Segundo os especialistas, a população, entretanto, ainda deixa a desejar quando se trata de reduzir as filas por um transplante. Poucos sabem, ou conseguem, cuidar de si, equilibrar a alimentação e praticar atividades físicas, atitudes que qualquer pessoa pode adotar para manter a saúde e o bom funcionamento de seus órgãos. “Muitos transplantes de rins poderiam ser evitados se as pessoas soubessem que devem ter mais cuidado com a alimentação e prevenir doenças como o diabetes e a hipertensão”, afirma Patricia. O excesso de sódio, de açúcar e de gorduras sobrecarrega a função de alguns órgãos, que, com o passar do tempo, podem perder por completo seu potencial.

No caso do fígado, há duas causas principais para o transplante, ambas evitáveis com mudança de atitudes. A primeira é o consumo excessivo de álcool, e por pessoas cada vez mais jovens. “Esse hábito pode criar uma geração de futuros dependentes, que, se começarem a beber muito cedo, terão mais chances de sofrer consequências, entre elas a cirrose, que leva à necessidade de transplante”, explica Massarollo. A segunda é uma doença que é cada vez mais comum nos dias de hoje: a esteato-hepatite não alcoólica. Ela já responde por 10% das indicações de transplante de fígado nos Estados Unidos e, por aqui, chega a quase 20%. “É uma doença diretamente relacionada à obesidade e ao diabetes. Por isso, está crescendo à medida que a incidência de sobrepeso na população também aumenta”, afirma Massarollo. Paralelamente aos investimentos para ampliar o número de doadores de órgãos, o estímulo à adoção de hábitos de alimentação mais saudáveis e da prática regular de exercícios físicos seria assim um reforço decisivo para diminuir as filas de espera por um transplante.


Futuro tecnológico

Uma das dificuldades para a realização de um transplante consiste em manter o órgão sadio desde a retirada do corpo até que seja colocado em outra pessoa. O que se faz hoje é deixá-lo em temperatura baixa, entre zero e 8 graus Celsius. Isso reduz seu metabolismo e o preserva por algumas horas. O coração, por exemplo, resiste cerca de sete horas nessas condições. O fígado pode ser conservado por até cerca de 12 horas. No futuro, porém, isso deve mudar. “A medicina está cada vez mais perto de conseguir preservar os órgãos in vitro, como se eles estivessem no corpo humano”, anuncia Paulo Massarollo. A tecnologia médica vem desenvolvendo máquinas em que é possível colocar os órgãos em temperaturas fisiológicas e com oxigenadores, mantendo-os vivos com circulação de soluções ou eventualmente sangue. No Brasil, máquinas como essa já estão em fase de pesquisa.

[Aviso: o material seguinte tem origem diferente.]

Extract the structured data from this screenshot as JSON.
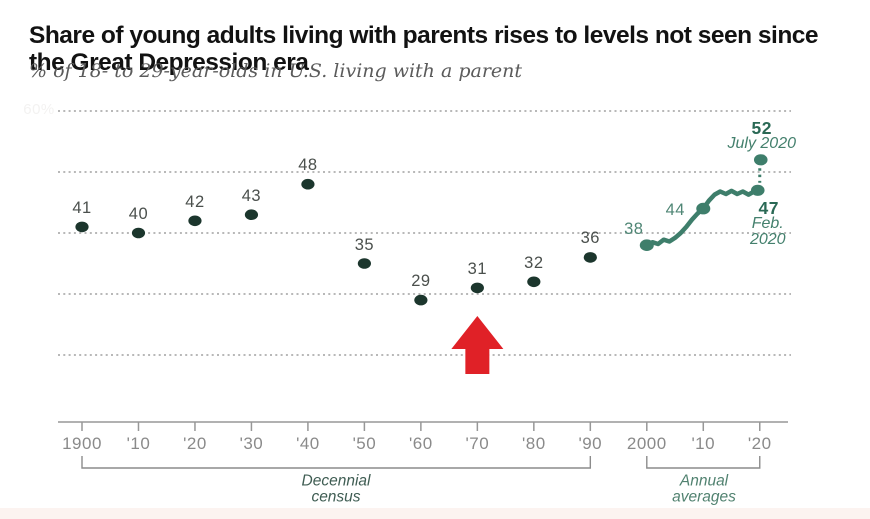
{
  "header": {
    "title": "Share of young adults living with parents rises to levels not seen since the Great Depression era",
    "subtitle": "% of 18- to 29-year-olds in U.S. living with a parent"
  },
  "chart_data": {
    "type": "scatter",
    "title": "Share of young adults living with parents rises to levels not seen since the Great Depression era",
    "ylabel": "% of 18- to 29-year-olds in U.S. living with a parent",
    "ylim": [
      15,
      62
    ],
    "grid": "dotted-horizontal",
    "y_axis_label": "60%",
    "y_gridlines": [
      60,
      50,
      40,
      30,
      20
    ],
    "x_tick_labels": [
      "1900",
      "'10",
      "'20",
      "'30",
      "'40",
      "'50",
      "'60",
      "'70",
      "'80",
      "'90",
      "2000",
      "'10",
      "'20"
    ],
    "decennial": {
      "categories": [
        "1900",
        "1910",
        "1920",
        "1930",
        "1940",
        "1950",
        "1960",
        "1970",
        "1980",
        "1990"
      ],
      "values": [
        41,
        40,
        42,
        43,
        48,
        35,
        29,
        31,
        32,
        36
      ]
    },
    "annual": {
      "years": [
        2000,
        2001,
        2002,
        2003,
        2004,
        2005,
        2006,
        2007,
        2008,
        2009,
        2010,
        2011,
        2012,
        2013,
        2014,
        2015,
        2016,
        2017,
        2018,
        2019,
        2020
      ],
      "values": [
        38,
        38.5,
        38.2,
        38.9,
        38.6,
        39.2,
        40,
        41,
        42.2,
        43.2,
        44,
        45.3,
        46.3,
        46.8,
        46.4,
        46.9,
        46.4,
        46.8,
        46.3,
        46.8,
        47
      ],
      "marked": [
        {
          "year": 2000,
          "value": 38,
          "label": "38"
        },
        {
          "year": 2010,
          "value": 44,
          "label": "44"
        }
      ],
      "endpoints": [
        {
          "label": "47",
          "sublabel": "Feb.\n2020",
          "value": 47,
          "connector": "line-end"
        },
        {
          "label": "52",
          "sublabel": "July 2020",
          "value": 52,
          "connector": "dotted-above"
        }
      ]
    },
    "groups": [
      {
        "label": "Decennial\ncensus",
        "from_tick": 0,
        "to_tick": 9
      },
      {
        "label": "Annual\naverages",
        "from_tick": 10,
        "to_tick": 12
      }
    ],
    "arrow_annotation": {
      "target_year": 1970,
      "target_value_label": "31"
    }
  },
  "colors": {
    "decennial_dot": "#1c362d",
    "annual_line": "#3e7e6b",
    "grid": "#a0a0a0",
    "axis": "#979797",
    "bracket": "#8c8c8c",
    "footer_strip": "#fcf3f0",
    "arrow_red": "#e02127"
  }
}
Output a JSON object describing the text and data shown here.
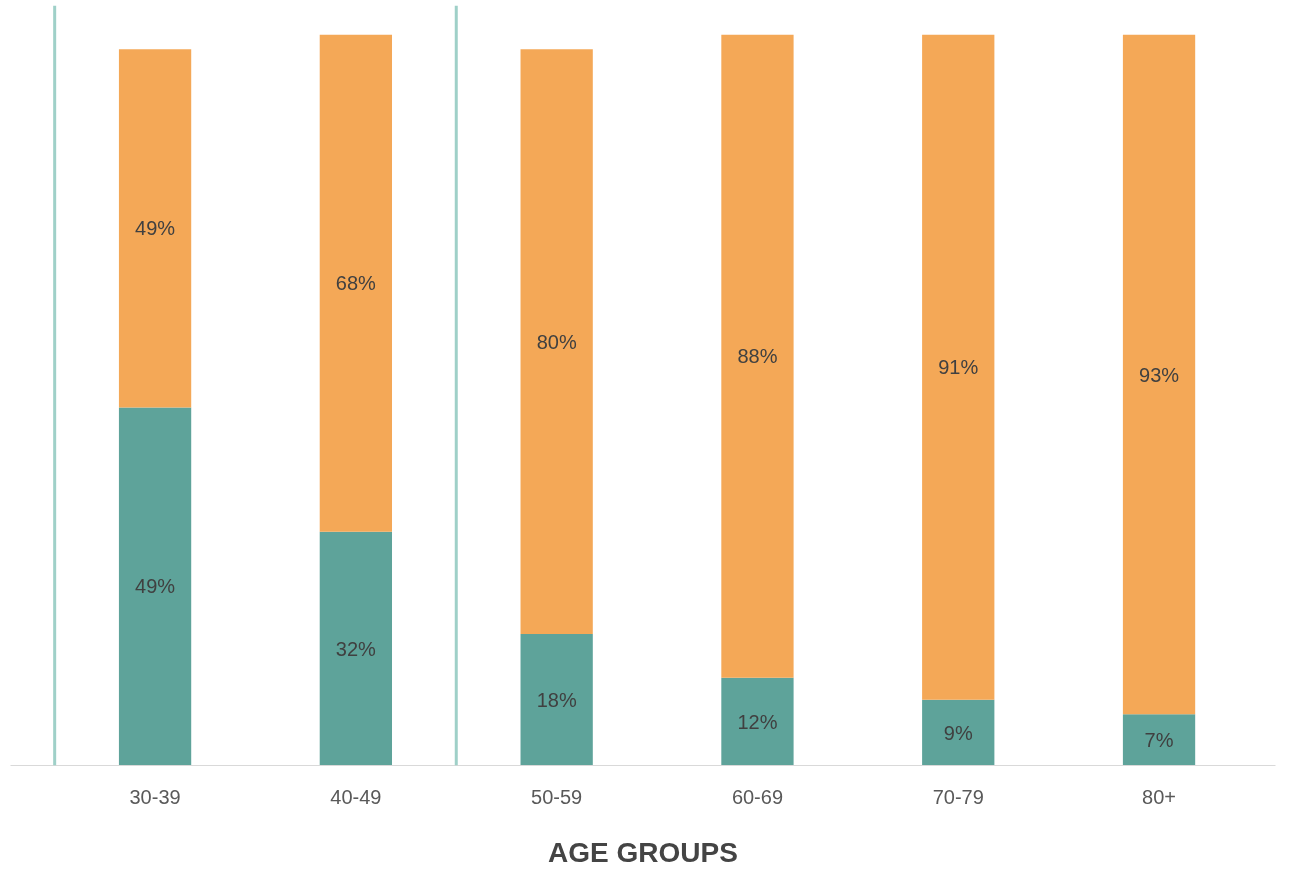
{
  "chart_data": {
    "type": "bar",
    "stacked": true,
    "xlabel": "AGE GROUPS",
    "categories": [
      "30-39",
      "40-49",
      "50-59",
      "60-69",
      "70-79",
      "80+"
    ],
    "series": [
      {
        "color": "#5ea39a",
        "values": [
          49,
          32,
          18,
          12,
          9,
          7
        ],
        "value_labels": [
          "49%",
          "32%",
          "18%",
          "12%",
          "9%",
          "7%"
        ]
      },
      {
        "color": "#f4a857",
        "values": [
          49,
          68,
          80,
          88,
          91,
          93
        ],
        "value_labels": [
          "49%",
          "68%",
          "80%",
          "88%",
          "91%",
          "93%"
        ]
      }
    ],
    "grid": false,
    "tick_labels": "x"
  }
}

“Com esse avanço será possível avaliar as funções do órgão e medir, por exemplo, a força de contração de um coração”, afirma o médico. “No caso de um rim, poderemos observar se está funcionando e verificar a qualidade da urina produzida. Se for um fígado, vamos checar se ele produz as substâncias habituais.” Outra vantagem é que cresceria também o número de doadores, já que a idade não constituiria mais uma restrição. Se as contrações de um coração são perfeitas, por exemplo, não importa se veio de um doador com 25 ou com 70 anos.